Is this how college could have been the whole time? Is this how college was for normal people? For people who weren’t struggling the way I had been?
I sit down next to my friend and his wife and some of their acapella friends to a quintessential New England lobster dinner. No one asks me why I had left in the middle of junior year. No one asks what was wrong with me while I was here. No one makes me feel like an outsider. I answer a lot of questions about my Ph.D. program, I make some jokes, and suddenly I’m at the center of a fun and lively conversation.
By the time things had gotten really bad, I usually ate dinner alone, after most people had already left the dining hall.
A group of guys walk by our table and yell out “Come to Baxter later!” The others invite me to join them for some piano playing and show tune singing. Where have these people been all my life?! Deep down I don’t want to leave them, but I need the Baxter basement. I run to catch up with the group and it’s like walking up those steps for the first time all over again.

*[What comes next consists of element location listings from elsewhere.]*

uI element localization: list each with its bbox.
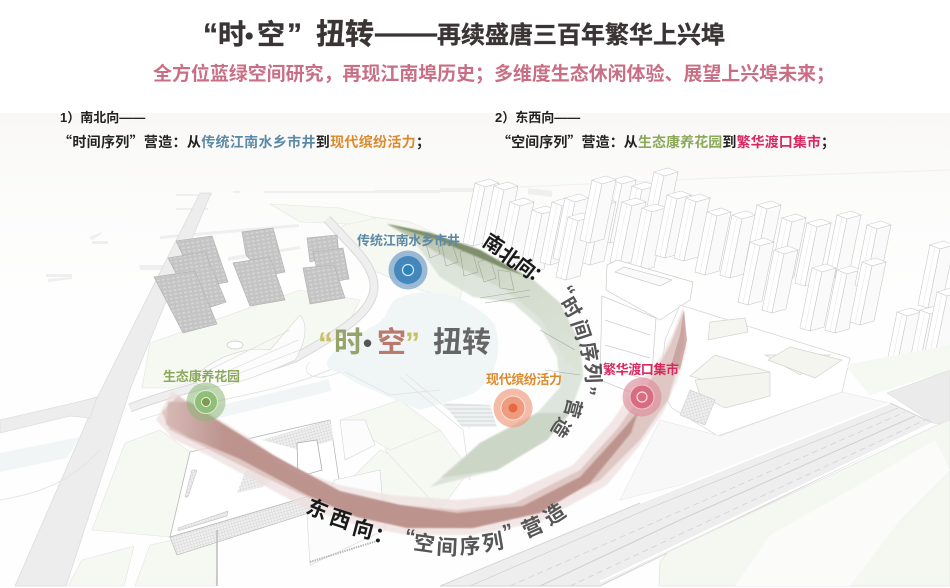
grey residential blocks <box>154 228 349 333</box>
curved label: north-south: 营 <box>559 396 586 420</box>
curved label: east-west: 间 <box>436 536 458 560</box>
curved label: north-south: “ <box>555 282 579 302</box>
heading: north-south: 1）南北向—— <box>60 110 145 125</box>
curved label: east-west: 东 <box>303 494 331 525</box>
curved label: north-south: 造 <box>546 413 575 441</box>
label: eco garden: 生态康养花园 <box>163 369 240 384</box>
centre title: ” <box>405 327 420 360</box>
main title <box>203 17 725 51</box>
left main road <box>15 193 211 586</box>
main title: 空 <box>257 19 285 50</box>
curved label: north-south <box>479 229 604 441</box>
curved label: east-west: “ <box>403 525 417 549</box>
node: modern vitality <box>494 388 532 428</box>
curved label: east-west: 空 <box>412 530 436 557</box>
centre title: • <box>363 328 372 358</box>
curved label: north-south: 向 <box>510 252 540 283</box>
main title: 再续盛唐三百年繁华上兴埠 <box>437 22 725 49</box>
text: time sequence: “时间序列”营造：从传统江南水乡市井到现代缤纷活力； <box>58 132 430 152</box>
label: traditional water town: 传统江南水乡市井 <box>357 233 460 248</box>
water canal left <box>0 437 80 472</box>
curved label: north-south: 序 <box>575 340 603 364</box>
curved label: north-south: ” <box>576 383 600 397</box>
green lots <box>68 204 470 586</box>
main title: 扭转 <box>316 18 374 51</box>
label: ferry market: 繁华渡口集市 <box>603 362 679 377</box>
curved label: north-south: 间 <box>566 317 595 343</box>
centre title: “ <box>318 327 333 360</box>
curved label: east-west: ： <box>371 524 397 550</box>
cross street east <box>887 370 950 425</box>
node: ferry market <box>622 378 662 416</box>
main title: 时 <box>218 19 246 50</box>
curved label: north-south: 南 <box>479 229 508 260</box>
lake <box>327 292 498 410</box>
main title: • <box>245 23 253 50</box>
centre title: 扭转 <box>433 326 491 359</box>
white towers cluster <box>463 168 950 375</box>
shopping mall <box>660 305 850 436</box>
bottom avenue <box>440 403 933 586</box>
main title: “ <box>203 18 218 51</box>
main title: —— <box>375 17 437 50</box>
curved label: north-south: 时 <box>555 293 585 322</box>
ribbon: north-south green <box>387 224 583 487</box>
curved label: east-west: 序 <box>459 535 481 559</box>
centre title: 空 <box>377 326 406 359</box>
terrace steps <box>443 403 497 427</box>
curved label: east-west: 西 <box>326 506 354 534</box>
curved label: east-west <box>303 494 570 560</box>
centre title: 时 <box>334 326 363 359</box>
curved road around lake <box>130 219 374 408</box>
museum building <box>170 420 385 586</box>
ribbon: east-west red <box>156 307 687 535</box>
curved label: north-south: ： <box>524 263 554 293</box>
curved label: east-west: 营 <box>519 513 547 543</box>
heading: east-west: 2）东西向—— <box>495 110 580 125</box>
faint roads top left <box>46 188 710 282</box>
podium building <box>600 260 693 400</box>
curved label: north-south: 北 <box>494 242 524 273</box>
node: eco garden <box>186 382 226 422</box>
curved label: east-west: 向 <box>350 516 376 544</box>
text: space sequence: “空间序列”营造：从生态康养花园到繁华渡口集市； <box>497 132 835 152</box>
east green lot <box>659 420 950 586</box>
curved label: north-south: 列 <box>581 363 604 383</box>
subtitle: 全方位蓝绿空间研究，再现江南埠历史；多维度生态休闲体验、展望上兴埠未来； <box>153 62 835 85</box>
main title: ” <box>287 18 302 51</box>
curved label: east-west: 造 <box>540 500 570 530</box>
curved label: east-west: ” <box>500 520 516 544</box>
lakeside paths <box>0 362 470 500</box>
paved plaza <box>620 392 888 500</box>
node: traditional water town <box>388 250 428 290</box>
curved label: east-west: 列 <box>481 530 505 556</box>
label: modern vitality: 现代缤纷活力 <box>486 372 562 387</box>
centre title <box>318 326 491 360</box>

It’s 3am. I haven’t stopped dancing since I arrived. My once fitted shirt is soaking wet and hangs loosely around my torso. My sex bomb curls hang wet and limp around my face, my flats stick to the dance floor from sliding across puddles of toppled drinks. A hot, wet haze lingers in the air that smells like stale beer and sweat. I’m disgusting. Everyone is disgusting. It’s my college dance party fantasy come to life. Toto’s “Africa” comes on and I leap into the middle of the dance circle, belting out each word with what’s left of my ravaged voice. I will carry this dance party into the morning if they let me. I’m not ready for this good feeling to end.
I replay the reunion weekend in my head for the entire three-hour drive home. I don’t want to go back to real life yet. I want to stay here and play college until it feels like I’ve made up for everything I didn’t get to do back then. I don’t want to accept that my eating disorder took college away from me and that I can never get it back. I just want to hide here with my eyes closed reliving every delicious moment of validation and acceptance.
Please, don’t make me give this up.
I went to my college reunion to make peace with a painful period in my young adult life. But instead of making peace, I tried to re-claim four years of college in 72 hours. My therapist tells me that at some point I need to come face to face with everything my disease took from me and feel the weight of that loss. She says I need to grieve, that grieving is the only way I’ll ever get unstuck and move on with my life as a strong, self-validating adult. I’m not ready to grieve. But then again, no one is.
I’ve been in recovery for three years. Making progress in recovery now means becoming vulnerable enough to feel that pain, accepting it as it is, and then unclenching my fist to let it go.
I guess making peace just isn’t a peaceful process.